Le même mal vient ou de Dieu qui nous éprouve ou du diable qui nous tente.

Je me conduisis avec discrétion. Je crus pouvoir me répondre de moi. Je vis mon père, il me parla froidement ; je vis ma mère, elle m’embrassa ; je reçus des lettres de congratulation de mes sœurs et de beaucoup d’autres. Je sus que ce serait un M. Sornin, vicaire de Saint-Roch, qui ferait le sermon, et M. Thierry, chancelier de l’Université23, qui recevrait mes vœux. Tout alla bien jusqu’à la veille du grand jour, excepté qu’ayant appris que la cérémonie serait clandestine, qu’il y aurait très peu de monde, et que la porte de l’église ne serait ouverte qu’aux parents, j’appelai par la tourière24 toutes les personnes de notre voisinage, mes amis, mes amies ; j’eus la permission d’écrire à quelques-unes de mes connaissances. Tout ce concours25 auquel on ne s’attendait guère se présenta, il fallut le laisser entrer, et l’assemblée fut telle à peu près qu’il la fallait pour mon projet.
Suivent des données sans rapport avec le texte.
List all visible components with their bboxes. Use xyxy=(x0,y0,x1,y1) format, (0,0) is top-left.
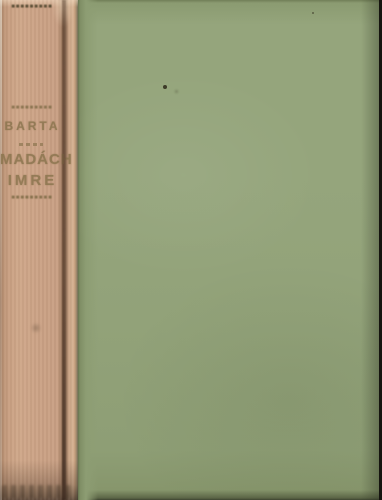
cover-small-speck xyxy=(312,12,314,14)
spine-ornament-band-middle: ■■■■■■■■■ xyxy=(1,103,63,113)
spine-hinge-groove xyxy=(62,0,66,500)
cover-faint-speck xyxy=(175,90,178,93)
spine-ornament-band-bottom: ■■■■■■■■■ xyxy=(1,193,63,203)
book-spine: ■■■■■■■■■ ■■■■■■■■■ BARTA MADÁCH IMRE ■■… xyxy=(0,0,78,500)
cover-dark-speck xyxy=(163,85,167,89)
spine-left-edge-highlight xyxy=(0,0,2,500)
spine-title-line2: IMRE xyxy=(0,172,62,189)
spine-stain-smudge xyxy=(30,323,42,333)
spine-divider-ornament xyxy=(19,143,43,146)
book-front-cover xyxy=(78,0,379,500)
book-photo: ■■■■■■■■■ ■■■■■■■■■ BARTA MADÁCH IMRE ■■… xyxy=(0,0,382,500)
spine-ornament-band-top: ■■■■■■■■■ xyxy=(1,2,63,12)
spine-author-name: BARTA xyxy=(0,119,62,133)
spine-title-line1: MADÁCH xyxy=(0,151,62,168)
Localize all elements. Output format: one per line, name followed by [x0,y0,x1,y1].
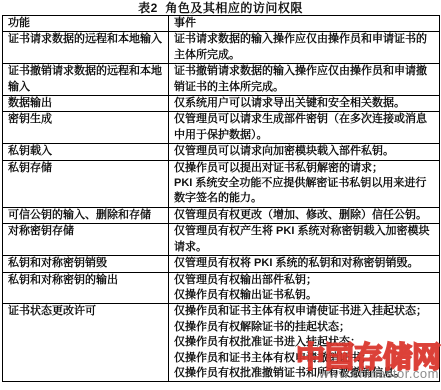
function-cell: 证书请求数据的远程和本地输入 [3,32,169,64]
event-cell: 仅操作员可以提出对证书私钥解密的请求； PKI 系统安全功能不应提供解密证书私钥… [169,160,440,207]
table-row: 私钥和对称密钥的输出 仅管理员有权输出部件私钥； 仅操作员有权输出证书私钥。 [3,272,440,304]
table-row: 对称密钥存储 仅管理员有权产生将 PKI 系统对称密钥载入加密模块请求。 [3,224,440,256]
table-row: 私钥和对称密钥销毁 仅管理员有权将 PKI 系统的私钥和对称密钥销毁。 [3,256,440,272]
function-cell: 证书状态更改许可 [3,304,169,382]
column-header-event: 事件 [169,16,440,32]
document-page: 表2 角色及其相应的访问权限 功能 事件 证书请求数据的远程和本地输入 证书请求… [0,0,441,390]
event-cell: 仅管理员有权输出部件私钥； 仅操作员有权输出证书私钥。 [169,272,440,304]
table-row: 证书状态更改许可 仅操作员和证书主体有权申请使证书进入挂起状态； 仅操作员有权解… [3,304,440,382]
event-cell: 仅管理员有权将 PKI 系统的私钥和对称密钥销毁。 [169,256,440,272]
table-caption: 表2 角色及其相应的访问权限 [2,1,439,15]
event-cell: 证书请求数据的输入操作应仅由操作员和申请证书的主体所完成。 [169,32,440,64]
table-header-row: 功能 事件 [3,16,440,32]
event-cell: 仅系统用户可以请求导出关键和安全相关数据。 [169,96,440,112]
function-cell: 证书撤销请求数据的远程和本地输入 [3,64,169,96]
function-cell: 私钥和对称密钥的输出 [3,272,169,304]
event-cell: 仅管理员有权产生将 PKI 系统对称密钥载入加密模块请求。 [169,224,440,256]
table-row: 密钥生成 仅管理员可以请求生成部件密钥（在多次连接或消息中用于保护数据）。 [3,112,440,144]
function-cell: 密钥生成 [3,112,169,144]
table-row: 私钥存储 仅操作员可以提出对证书私钥解密的请求； PKI 系统安全功能不应提供解… [3,160,440,207]
event-cell: 仅操作员和证书主体有权申请使证书进入挂起状态； 仅操作员有权解除证书的挂起状态；… [169,304,440,382]
function-cell: 私钥存储 [3,160,169,207]
event-cell: 仅管理员可以请求向加密模块载入部件私钥。 [169,144,440,160]
table-row: 证书撤销请求数据的远程和本地输入 证书撤销请求数据的输入操作应仅由操作员和申请撤… [3,64,440,96]
table-row: 数据输出 仅系统用户可以请求导出关键和安全相关数据。 [3,96,440,112]
function-cell: 私钥和对称密钥销毁 [3,256,169,272]
function-cell: 私钥载入 [3,144,169,160]
permissions-table: 功能 事件 证书请求数据的远程和本地输入 证书请求数据的输入操作应仅由操作员和申… [2,15,440,382]
table-row: 证书请求数据的远程和本地输入 证书请求数据的输入操作应仅由操作员和申请证书的主体… [3,32,440,64]
event-cell: 仅管理员可以请求生成部件密钥（在多次连接或消息中用于保护数据）。 [169,112,440,144]
function-cell: 数据输出 [3,96,169,112]
function-cell: 可信公钥的输入、删除和存储 [3,207,169,223]
function-cell: 对称密钥存储 [3,224,169,256]
table-row: 可信公钥的输入、删除和存储 仅管理员有权更改（增加、修改、删除）信任公钥。 [3,207,440,223]
column-header-function: 功能 [3,16,169,32]
event-cell: 仅管理员有权更改（增加、修改、删除）信任公钥。 [169,207,440,223]
table-row: 私钥载入 仅管理员可以请求向加密模块载入部件私钥。 [3,144,440,160]
event-cell: 证书撤销请求数据的输入操作应仅由操作员和申请撤销证书的主体所完成。 [169,64,440,96]
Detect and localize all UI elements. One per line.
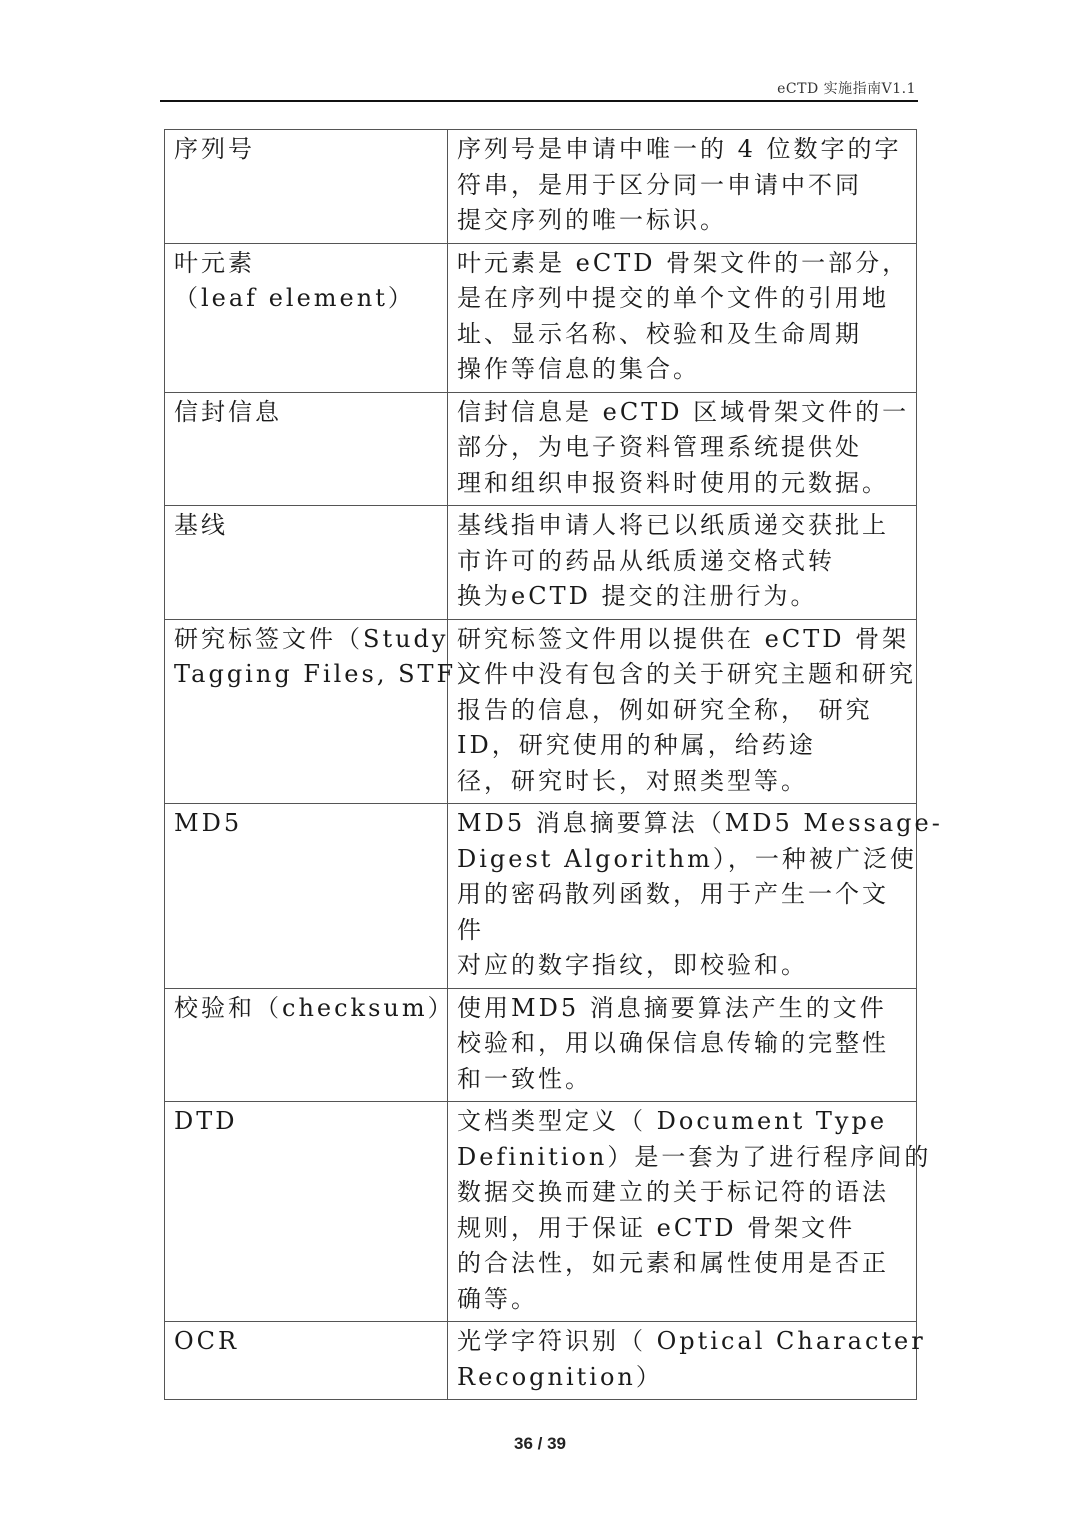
definition-text: 件 (457, 913, 908, 949)
definition-cell: 信封信息是 eCTD 区域骨架文件的一部分，为电子资料管理系统提供处理和组织申报… (448, 392, 917, 506)
definition-text: 数据交换而建立的关于标记符的语法 (457, 1175, 908, 1211)
definition-text: 光学字符识别（ Optical Character (457, 1324, 908, 1360)
term-cell: MD5 (165, 804, 448, 989)
term-text: MD5 (174, 806, 439, 842)
definition-text: Digest Algorithm），一种被广泛使 (457, 842, 908, 878)
table-row: OCR光学字符识别（ Optical CharacterRecognition） (165, 1322, 917, 1400)
definition-text: 市许可的药品从纸质递交格式转 (457, 544, 908, 580)
definition-text: Recognition） (457, 1360, 908, 1396)
table-row: 校验和（checksum）使用MD5 消息摘要算法产生的文件校验和，用以确保信息… (165, 988, 917, 1102)
definition-text: 规则，用于保证 eCTD 骨架文件 (457, 1211, 908, 1247)
definition-text: 和一致性。 (457, 1062, 908, 1098)
definition-text: 操作等信息的集合。 (457, 352, 908, 388)
definition-text: 用的密码散列函数，用于产生一个文 (457, 877, 908, 913)
header-divider (160, 100, 918, 102)
definition-cell: 光学字符识别（ Optical CharacterRecognition） (448, 1322, 917, 1400)
definition-text: 径，研究时长，对照类型等。 (457, 764, 908, 800)
definition-cell: 研究标签文件用以提供在 eCTD 骨架文件中没有包含的关于研究主题和研究报告的信… (448, 619, 917, 804)
definition-text: 校验和，用以确保信息传输的完整性 (457, 1026, 908, 1062)
term-text: OCR (174, 1324, 439, 1360)
definitions-table: 序列号序列号是申请中唯一的 4 位数字的字符串，是用于区分同一申请中不同提交序列… (164, 129, 917, 1400)
term-text: 信封信息 (174, 395, 439, 431)
definition-text: 址、显示名称、校验和及生命周期 (457, 317, 908, 353)
term-cell: DTD (165, 1102, 448, 1322)
definition-text: 叶元素是 eCTD 骨架文件的一部分， (457, 246, 908, 282)
document-header-title: eCTD 实施指南V1.1 (777, 78, 916, 98)
term-text: 序列号 (174, 132, 439, 168)
definition-cell: 使用MD5 消息摘要算法产生的文件校验和，用以确保信息传输的完整性和一致性。 (448, 988, 917, 1102)
definition-text: 报告的信息，例如研究全称， 研究 (457, 693, 908, 729)
table-row: 信封信息信封信息是 eCTD 区域骨架文件的一部分，为电子资料管理系统提供处理和… (165, 392, 917, 506)
definition-text: MD5 消息摘要算法（MD5 Message- (457, 806, 908, 842)
definition-cell: 叶元素是 eCTD 骨架文件的一部分，是在序列中提交的单个文件的引用地址、显示名… (448, 243, 917, 392)
term-text: （leaf element） (174, 281, 439, 317)
definition-text: 符串，是用于区分同一申请中不同 (457, 168, 908, 204)
definition-text: 的合法性，如元素和属性使用是否正 (457, 1246, 908, 1282)
definition-cell: 序列号是申请中唯一的 4 位数字的字符串，是用于区分同一申请中不同提交序列的唯一… (448, 130, 917, 244)
table-row: MD5MD5 消息摘要算法（MD5 Message-Digest Algorit… (165, 804, 917, 989)
definition-cell: 文档类型定义（ Document TypeDefinition）是一套为了进行程… (448, 1102, 917, 1322)
term-text: DTD (174, 1104, 439, 1140)
definition-text: Definition）是一套为了进行程序间的 (457, 1140, 908, 1176)
definition-text: ID，研究使用的种属，给药途 (457, 728, 908, 764)
definition-text: 使用MD5 消息摘要算法产生的文件 (457, 991, 908, 1027)
definition-text: 研究标签文件用以提供在 eCTD 骨架 (457, 622, 908, 658)
definition-text: 部分，为电子资料管理系统提供处 (457, 430, 908, 466)
definition-text: 文件中没有包含的关于研究主题和研究 (457, 657, 908, 693)
term-text: 叶元素 (174, 246, 439, 282)
definition-text: 提交序列的唯一标识。 (457, 203, 908, 239)
table-row: 基线基线指申请人将已以纸质递交获批上市许可的药品从纸质递交格式转换为eCTD 提… (165, 506, 917, 620)
term-cell: OCR (165, 1322, 448, 1400)
term-text: 校验和（checksum） (174, 991, 439, 1027)
definition-cell: MD5 消息摘要算法（MD5 Message-Digest Algorithm）… (448, 804, 917, 989)
term-text: 研究标签文件（Study (174, 622, 439, 658)
table-row: 研究标签文件（StudyTagging Files, STF）研究标签文件用以提… (165, 619, 917, 804)
definition-text: 信封信息是 eCTD 区域骨架文件的一 (457, 395, 908, 431)
definition-text: 对应的数字指纹，即校验和。 (457, 948, 908, 984)
definition-text: 确等。 (457, 1282, 908, 1318)
definition-text: 文档类型定义（ Document Type (457, 1104, 908, 1140)
table-row: 序列号序列号是申请中唯一的 4 位数字的字符串，是用于区分同一申请中不同提交序列… (165, 130, 917, 244)
definition-text: 序列号是申请中唯一的 4 位数字的字 (457, 132, 908, 168)
term-cell: 序列号 (165, 130, 448, 244)
table-row: 叶元素（leaf element）叶元素是 eCTD 骨架文件的一部分，是在序列… (165, 243, 917, 392)
term-cell: 基线 (165, 506, 448, 620)
term-cell: 叶元素（leaf element） (165, 243, 448, 392)
page-number: 36 / 39 (0, 1434, 1080, 1454)
table-row: DTD文档类型定义（ Document TypeDefinition）是一套为了… (165, 1102, 917, 1322)
definition-text: 是在序列中提交的单个文件的引用地 (457, 281, 908, 317)
definition-cell: 基线指申请人将已以纸质递交获批上市许可的药品从纸质递交格式转换为eCTD 提交的… (448, 506, 917, 620)
definition-text: 理和组织申报资料时使用的元数据。 (457, 466, 908, 502)
term-text: 基线 (174, 508, 439, 544)
term-text: Tagging Files, STF） (174, 657, 439, 693)
term-cell: 研究标签文件（StudyTagging Files, STF） (165, 619, 448, 804)
term-cell: 校验和（checksum） (165, 988, 448, 1102)
definition-text: 基线指申请人将已以纸质递交获批上 (457, 508, 908, 544)
term-cell: 信封信息 (165, 392, 448, 506)
definition-text: 换为eCTD 提交的注册行为。 (457, 579, 908, 615)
Ô Monsieur, quelle nuit que celle qui précéda ! Je ne me couchai point, j’étais assise sur mon lit. J’appelais Dieu à mon secours, j’élevais mes mains au Ciel, je le prenais à témoin de la violence qu’on me faisait. Je me représentais mon rôle au pied des autels, une jeune fille protestant à haute voix contre une action à laquelle elle paraît avoir consenti ; le scandale des assistants, le désespoir des religieuses, la fureur de mes parents. Ô Dieu ! que vais-je devenir ?… En prononçant ces mots, il me prit une défaillance générale, je tombai évanouie sur mon traversin ; un frisson dans lequel mes genoux se battaient et mes dents se frappaient avec bruit succéda à cette défaillance, à ce frisson une chaleur terrible. Mon esprit se troubla. Je ne me souviens ni de m’être déshabillée, ni d’être sortie de ma cellule ; cependant on me trouva nue en chemise, étendue par terre à la porte de la supérieure sans mouvement et presque sans vie. J’ai appris ces choses depuis. On m’avait rapportée dans ma cellule ; et le matin, mon lit fut environné de la supérieure, de la mère des novices et de celles qu’on appelle les assistantes26. J’étais fort abattue. On me fit quelques questions ; on vit par mes réponses que je n’avais aucune connaissance de ce qui s’était passé, et l’on ne m’en parla pas. On me demanda comment je me portais, si je persistais dans ma sainte résolution, et si je me sentais en état de supporter la fatigue du jour. Je répondis que oui, et contre leur attente rien ne fut dérangé.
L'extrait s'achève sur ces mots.